EAST STONEHAM – Fifth-grade students from Oxford Elementary School abandoned their classrooms for two days last week as they participated in a special program run by Camp Susan Curtis.

Tucked in a valley encompassing 2,500 acres of private wilderness, the camp afforded students the opportunity to try their hands at everything from a ropes course to orienteering to water quality testing on Trout Lake.

The program, Camp Director Pat Carson said, “is about 50 percent leadership skills, goal setting and that whole bully-proofing thing.” The other 50 percent, he said, focuses on environmental education.

Nature-friendly leadership camps are everywhere these days, but this was a special opportunity for the elementary school students. Camp Susan Curtis is run by the Susan L. Curtis Charitable Foundation and provides underprivileged Maine youths with affordable or tuition-free programs. The two-day camp, for example, costs each student $5.

Counselors and chaperons donated their time to bring the total cost to $12.50 per student, per day, Carson said. School officials and parents worked to raise the additional funds.

As several of the students gathered at a ropes course Friday, it was obvious that the camp stay was going well.

Fifth-grader Torrie Figueroa stumbled while trying to negotiate her way across a thin, wobbly wire suspended between two trees. Her classmates, acting as spotters, immediately helped her from the ground and back onto the wire to continue forward.

Later, Carson asked Torrie why she hadn’t given up.

Working on another ropes course element the day before, she said, everyone had worked together.

“So it made me (have) a little more trust,” she said.

What did the team of spotters do as Torrie walked the wire?, Carson asked.

“We protected her,” replied student Jonathan Simoneau. “We held her up so she wouldn’t fall.”

Fifth-grade teacher Melissa Guerrette was chaperoning the camp excursion.

“It’s been a good opportunity for the kids to kind of see each other in a non-classroom environment,” she said as she watched her students tackle the next course obstacle: The Wall. The students worked together to lift and pull one another over a high, flat wall erected in the woods.

“Their communication skills have improved incredibly over the last two days,” Guerrette said.

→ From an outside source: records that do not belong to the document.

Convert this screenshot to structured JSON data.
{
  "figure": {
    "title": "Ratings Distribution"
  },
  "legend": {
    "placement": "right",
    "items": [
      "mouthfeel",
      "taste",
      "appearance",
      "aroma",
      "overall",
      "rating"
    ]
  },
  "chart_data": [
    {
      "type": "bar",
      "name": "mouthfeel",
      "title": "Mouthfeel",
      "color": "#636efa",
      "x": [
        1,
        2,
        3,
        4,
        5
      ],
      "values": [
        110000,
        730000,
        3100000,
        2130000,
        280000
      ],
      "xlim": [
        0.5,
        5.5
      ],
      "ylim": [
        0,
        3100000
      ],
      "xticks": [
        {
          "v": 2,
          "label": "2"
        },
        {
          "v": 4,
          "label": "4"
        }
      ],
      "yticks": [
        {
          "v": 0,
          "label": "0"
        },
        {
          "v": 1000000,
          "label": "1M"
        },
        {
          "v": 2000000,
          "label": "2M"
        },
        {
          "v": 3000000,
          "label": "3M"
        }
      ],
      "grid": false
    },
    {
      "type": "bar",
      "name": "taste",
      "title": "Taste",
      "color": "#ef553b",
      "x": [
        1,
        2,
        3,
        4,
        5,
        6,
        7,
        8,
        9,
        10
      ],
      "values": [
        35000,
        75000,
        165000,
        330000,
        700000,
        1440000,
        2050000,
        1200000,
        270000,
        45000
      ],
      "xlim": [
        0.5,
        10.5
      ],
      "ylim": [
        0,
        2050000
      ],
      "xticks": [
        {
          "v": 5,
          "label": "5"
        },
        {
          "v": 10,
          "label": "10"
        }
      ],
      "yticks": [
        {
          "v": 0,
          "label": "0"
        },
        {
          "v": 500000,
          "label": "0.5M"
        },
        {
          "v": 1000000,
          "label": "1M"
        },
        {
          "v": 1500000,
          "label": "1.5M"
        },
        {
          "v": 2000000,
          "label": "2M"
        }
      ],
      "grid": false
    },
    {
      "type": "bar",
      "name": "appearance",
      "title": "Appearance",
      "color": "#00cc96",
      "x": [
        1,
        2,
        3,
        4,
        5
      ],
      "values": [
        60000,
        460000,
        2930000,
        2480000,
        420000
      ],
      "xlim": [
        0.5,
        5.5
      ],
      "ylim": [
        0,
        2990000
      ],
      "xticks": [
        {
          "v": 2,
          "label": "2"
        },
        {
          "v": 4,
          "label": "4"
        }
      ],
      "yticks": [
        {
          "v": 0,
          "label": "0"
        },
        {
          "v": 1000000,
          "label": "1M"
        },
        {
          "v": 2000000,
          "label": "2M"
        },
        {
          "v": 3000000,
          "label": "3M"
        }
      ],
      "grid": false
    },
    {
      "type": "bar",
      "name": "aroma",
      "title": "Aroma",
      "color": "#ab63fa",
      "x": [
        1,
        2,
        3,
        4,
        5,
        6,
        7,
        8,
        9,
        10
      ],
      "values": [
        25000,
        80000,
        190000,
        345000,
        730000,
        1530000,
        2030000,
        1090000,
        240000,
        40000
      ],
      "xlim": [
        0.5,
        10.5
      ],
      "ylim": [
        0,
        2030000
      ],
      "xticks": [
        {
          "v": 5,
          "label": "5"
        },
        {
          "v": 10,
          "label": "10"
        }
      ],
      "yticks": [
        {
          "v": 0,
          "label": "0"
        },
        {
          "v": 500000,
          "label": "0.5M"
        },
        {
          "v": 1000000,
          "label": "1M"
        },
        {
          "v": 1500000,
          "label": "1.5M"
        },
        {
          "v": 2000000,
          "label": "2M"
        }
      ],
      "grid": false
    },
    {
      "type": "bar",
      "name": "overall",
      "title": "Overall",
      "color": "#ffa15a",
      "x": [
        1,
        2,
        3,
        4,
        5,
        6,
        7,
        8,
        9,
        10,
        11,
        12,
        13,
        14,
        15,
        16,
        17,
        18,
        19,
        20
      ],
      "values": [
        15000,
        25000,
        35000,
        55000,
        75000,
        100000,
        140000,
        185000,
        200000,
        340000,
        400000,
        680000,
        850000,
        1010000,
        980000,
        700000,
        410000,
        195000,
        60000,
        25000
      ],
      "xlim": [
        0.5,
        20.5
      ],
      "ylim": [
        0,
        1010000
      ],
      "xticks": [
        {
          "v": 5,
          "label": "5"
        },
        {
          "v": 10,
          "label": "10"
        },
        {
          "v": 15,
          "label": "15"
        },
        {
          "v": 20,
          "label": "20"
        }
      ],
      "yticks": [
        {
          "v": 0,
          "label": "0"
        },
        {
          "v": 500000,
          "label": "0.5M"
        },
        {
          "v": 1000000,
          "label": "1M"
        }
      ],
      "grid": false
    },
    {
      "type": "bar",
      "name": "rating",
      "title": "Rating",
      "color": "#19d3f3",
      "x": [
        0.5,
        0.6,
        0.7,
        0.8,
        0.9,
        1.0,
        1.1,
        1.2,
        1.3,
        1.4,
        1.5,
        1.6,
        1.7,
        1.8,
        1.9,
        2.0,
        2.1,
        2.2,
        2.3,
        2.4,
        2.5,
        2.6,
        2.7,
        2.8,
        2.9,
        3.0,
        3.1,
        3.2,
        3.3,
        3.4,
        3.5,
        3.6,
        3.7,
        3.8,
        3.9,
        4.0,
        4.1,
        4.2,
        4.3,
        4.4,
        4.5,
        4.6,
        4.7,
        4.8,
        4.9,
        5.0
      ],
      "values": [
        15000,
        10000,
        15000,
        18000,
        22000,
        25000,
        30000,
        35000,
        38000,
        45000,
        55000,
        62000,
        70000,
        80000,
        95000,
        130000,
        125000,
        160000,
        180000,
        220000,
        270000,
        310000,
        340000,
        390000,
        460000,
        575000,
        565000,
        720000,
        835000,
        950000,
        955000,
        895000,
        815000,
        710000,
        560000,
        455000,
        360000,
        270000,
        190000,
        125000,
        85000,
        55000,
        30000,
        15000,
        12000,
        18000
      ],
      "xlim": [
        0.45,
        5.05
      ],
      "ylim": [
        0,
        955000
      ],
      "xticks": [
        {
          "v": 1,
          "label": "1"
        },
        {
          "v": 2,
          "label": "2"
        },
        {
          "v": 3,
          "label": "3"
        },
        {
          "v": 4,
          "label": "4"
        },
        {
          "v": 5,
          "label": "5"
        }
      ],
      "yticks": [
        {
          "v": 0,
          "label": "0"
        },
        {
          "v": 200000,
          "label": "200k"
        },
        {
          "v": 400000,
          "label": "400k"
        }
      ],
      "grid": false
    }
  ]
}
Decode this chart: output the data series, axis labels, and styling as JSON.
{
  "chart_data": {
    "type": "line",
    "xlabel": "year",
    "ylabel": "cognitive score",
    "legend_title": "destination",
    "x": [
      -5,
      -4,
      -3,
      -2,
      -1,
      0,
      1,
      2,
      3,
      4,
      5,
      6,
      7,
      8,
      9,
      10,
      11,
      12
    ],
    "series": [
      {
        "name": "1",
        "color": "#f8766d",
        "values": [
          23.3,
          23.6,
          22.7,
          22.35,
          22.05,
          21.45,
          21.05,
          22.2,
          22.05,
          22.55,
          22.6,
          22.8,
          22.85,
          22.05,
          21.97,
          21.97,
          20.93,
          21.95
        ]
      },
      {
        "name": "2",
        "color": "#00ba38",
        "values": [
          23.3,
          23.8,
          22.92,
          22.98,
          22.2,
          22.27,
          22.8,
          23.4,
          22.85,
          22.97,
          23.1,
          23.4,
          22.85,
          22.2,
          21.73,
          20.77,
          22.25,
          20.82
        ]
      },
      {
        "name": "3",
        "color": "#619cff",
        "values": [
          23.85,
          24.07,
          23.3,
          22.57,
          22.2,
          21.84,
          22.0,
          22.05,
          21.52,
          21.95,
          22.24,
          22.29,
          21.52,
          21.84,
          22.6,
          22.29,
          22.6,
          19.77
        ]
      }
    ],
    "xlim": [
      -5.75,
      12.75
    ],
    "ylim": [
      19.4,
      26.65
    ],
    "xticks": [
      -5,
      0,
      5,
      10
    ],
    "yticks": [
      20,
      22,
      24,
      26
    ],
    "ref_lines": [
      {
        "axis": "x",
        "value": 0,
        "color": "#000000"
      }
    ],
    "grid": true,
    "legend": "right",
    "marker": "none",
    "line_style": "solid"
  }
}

Someday, Carson said, he hopes the short camp can be turned into a grant-driven program that is available to more Oxford Hills students. He noted that several of the volunteer counselors were Oxford Hills teens who have attended the summer camp for years.

One was Miranda Olmstead, a junior at Oxford Hills Comprehensive High School.

Olmstead said Friday she’s preparing for college, but it will be hard to leave camp behind. In her nine years as camper and counselor she has learned a great deal about communication and working with others.

“I’m definitely a different person here, but I’m learning to apply that in the classroom,” she said, adding that her camp time has given her the confidence to speak out in front of her peers.

“These kids are so lucky to have something like this,” Olmstead said.

Fifth-grader Nicholas Record seemed to agree.

“I think that it’s fun, and that we have to use teamwork to get through some of the activities,” he said. Some of the activities were hard, he added.

“Yeah, it’s challenging,” said his classmate Caldie Jackson. But he plans to use his new teamwork and leadership skills on the soccer field when he gets back to school.